The Number One Rule of the bi-partisan Foreign Policy Community is that America has the right to invade and attack other countries at will because American power is inherently good and our role in the world is to rule it though the use of superior military force. Paying homage to that imperialistic orthodoxy is a non-negotiable pre-requisite to maintaining Good Standing and Seriousness Credentials within the Foreign Policy Community.

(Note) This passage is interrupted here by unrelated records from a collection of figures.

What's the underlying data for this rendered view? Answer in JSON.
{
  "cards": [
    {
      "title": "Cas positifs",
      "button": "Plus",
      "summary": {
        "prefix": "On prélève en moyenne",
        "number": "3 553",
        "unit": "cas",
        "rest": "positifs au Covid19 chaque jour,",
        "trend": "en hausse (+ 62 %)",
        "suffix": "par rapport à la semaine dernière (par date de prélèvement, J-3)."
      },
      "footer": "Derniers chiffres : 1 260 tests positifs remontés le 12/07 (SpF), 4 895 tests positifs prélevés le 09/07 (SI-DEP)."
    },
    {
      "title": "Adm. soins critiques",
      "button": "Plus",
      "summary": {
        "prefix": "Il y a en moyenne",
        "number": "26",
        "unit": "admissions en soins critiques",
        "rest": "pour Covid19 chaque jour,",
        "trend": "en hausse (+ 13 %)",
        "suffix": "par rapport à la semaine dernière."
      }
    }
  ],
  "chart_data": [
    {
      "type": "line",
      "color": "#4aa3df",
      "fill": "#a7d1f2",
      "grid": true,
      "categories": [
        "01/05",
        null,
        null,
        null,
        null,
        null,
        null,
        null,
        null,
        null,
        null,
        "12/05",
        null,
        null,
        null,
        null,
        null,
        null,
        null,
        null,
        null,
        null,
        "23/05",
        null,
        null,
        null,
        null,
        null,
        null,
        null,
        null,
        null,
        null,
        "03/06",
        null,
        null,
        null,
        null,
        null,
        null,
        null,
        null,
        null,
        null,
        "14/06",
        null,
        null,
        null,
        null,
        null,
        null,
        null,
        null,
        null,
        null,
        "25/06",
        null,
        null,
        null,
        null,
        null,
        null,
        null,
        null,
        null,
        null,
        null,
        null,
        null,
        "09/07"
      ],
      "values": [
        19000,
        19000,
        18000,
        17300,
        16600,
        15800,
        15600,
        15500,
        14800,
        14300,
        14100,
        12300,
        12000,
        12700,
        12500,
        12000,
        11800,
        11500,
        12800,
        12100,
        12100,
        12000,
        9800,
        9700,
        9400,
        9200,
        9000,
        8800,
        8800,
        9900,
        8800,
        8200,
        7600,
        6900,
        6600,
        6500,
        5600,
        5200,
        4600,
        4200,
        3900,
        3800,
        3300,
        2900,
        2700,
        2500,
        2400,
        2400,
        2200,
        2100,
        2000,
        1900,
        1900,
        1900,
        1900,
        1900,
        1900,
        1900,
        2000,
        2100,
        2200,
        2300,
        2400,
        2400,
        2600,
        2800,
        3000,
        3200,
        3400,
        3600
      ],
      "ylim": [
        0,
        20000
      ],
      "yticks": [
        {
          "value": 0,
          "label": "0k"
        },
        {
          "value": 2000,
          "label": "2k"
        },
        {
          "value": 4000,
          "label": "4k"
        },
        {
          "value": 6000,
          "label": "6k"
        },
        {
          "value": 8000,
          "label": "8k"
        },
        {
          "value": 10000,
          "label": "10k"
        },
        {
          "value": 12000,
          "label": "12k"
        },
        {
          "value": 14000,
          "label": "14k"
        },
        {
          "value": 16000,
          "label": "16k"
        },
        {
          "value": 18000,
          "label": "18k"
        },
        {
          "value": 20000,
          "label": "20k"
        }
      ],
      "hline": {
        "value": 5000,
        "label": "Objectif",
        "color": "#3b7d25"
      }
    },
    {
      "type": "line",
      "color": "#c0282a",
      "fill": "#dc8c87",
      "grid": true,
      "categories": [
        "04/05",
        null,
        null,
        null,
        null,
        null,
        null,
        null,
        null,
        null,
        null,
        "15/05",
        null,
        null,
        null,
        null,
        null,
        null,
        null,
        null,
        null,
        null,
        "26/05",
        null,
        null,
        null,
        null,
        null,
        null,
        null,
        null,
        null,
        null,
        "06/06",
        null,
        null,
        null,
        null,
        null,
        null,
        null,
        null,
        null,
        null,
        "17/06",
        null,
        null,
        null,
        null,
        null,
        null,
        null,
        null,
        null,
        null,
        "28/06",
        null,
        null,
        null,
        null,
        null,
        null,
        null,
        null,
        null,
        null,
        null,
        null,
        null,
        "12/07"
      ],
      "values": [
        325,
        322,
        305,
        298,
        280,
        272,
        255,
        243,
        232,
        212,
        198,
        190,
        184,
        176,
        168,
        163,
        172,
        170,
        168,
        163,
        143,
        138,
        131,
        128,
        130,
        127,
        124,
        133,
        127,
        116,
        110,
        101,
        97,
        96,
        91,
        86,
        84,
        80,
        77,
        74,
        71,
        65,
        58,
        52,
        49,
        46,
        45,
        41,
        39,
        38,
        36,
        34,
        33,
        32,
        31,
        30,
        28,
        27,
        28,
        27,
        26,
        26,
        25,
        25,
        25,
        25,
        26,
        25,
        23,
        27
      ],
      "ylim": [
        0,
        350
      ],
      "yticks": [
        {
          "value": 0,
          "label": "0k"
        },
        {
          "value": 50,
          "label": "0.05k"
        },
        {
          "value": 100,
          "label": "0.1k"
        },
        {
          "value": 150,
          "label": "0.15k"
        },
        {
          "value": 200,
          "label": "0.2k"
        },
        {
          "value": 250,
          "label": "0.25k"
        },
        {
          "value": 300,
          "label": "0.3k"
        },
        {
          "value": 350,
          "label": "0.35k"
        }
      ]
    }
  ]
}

Conversely, one who denies that premise reveals oneself to be deeply unserious and unworthy of meaningful discourse. While differences on the "when" and "how" are permitted, there is virtually no debate within the foreign policy establishment about whether the U.S. has the right to continue to intervene and attack and invade and occupy other countries in the absence of those countries attacking us. Hence, to Cohen and his colleagues, it sounds perfectly normal and natural to say that the U.S. has "good reasons" to start wars against a whole host of countries because -- as bizarre and abnormal and unfathomable that idea is for most of the world -- it is an implicit, unexamined belief among our foreign policy elites that the U.S. is entitled, more or less, to use military force even in the absence of being attacked or threatened with attack.
This orthodoxy is not merely passively accepted, but actively enforced. The principal goal is to ensure that it remains a bi-partisan view so that, in turn, the question of America's role in the world is never subject to any real debate. The three "crazy, insane, wacko, fringe" presidential candidates are Ron Paul, Mike Gravel, and Dennis Kucinich. Yet the only thing they have in common (other than having been elected multiple times to the U.S. Congress) is a belief that the U.S. has been using its military force illegitimately by using it against other countries that are not attacking us. But that belief, standing alone, is enough to eject one from the mainstream, because it violates the central consensus of the establishment.
I heartily recommend the whole article.It reminds me, also, of my all-time favorite quote from Thomas Friedman, that doyen of nonsensical common sense: "The hidden hand of the market will never work without a hidden fist. McDonald's cannot flourish without McDonnell Douglas, the designer of the F-15. And the hidden fist that keeps the world safe for Silicon Valley's technologies is called the US Army, Air Force, Navy and Marine Corps." (NYT, March 28, 1999)
That pretty much says it all right there.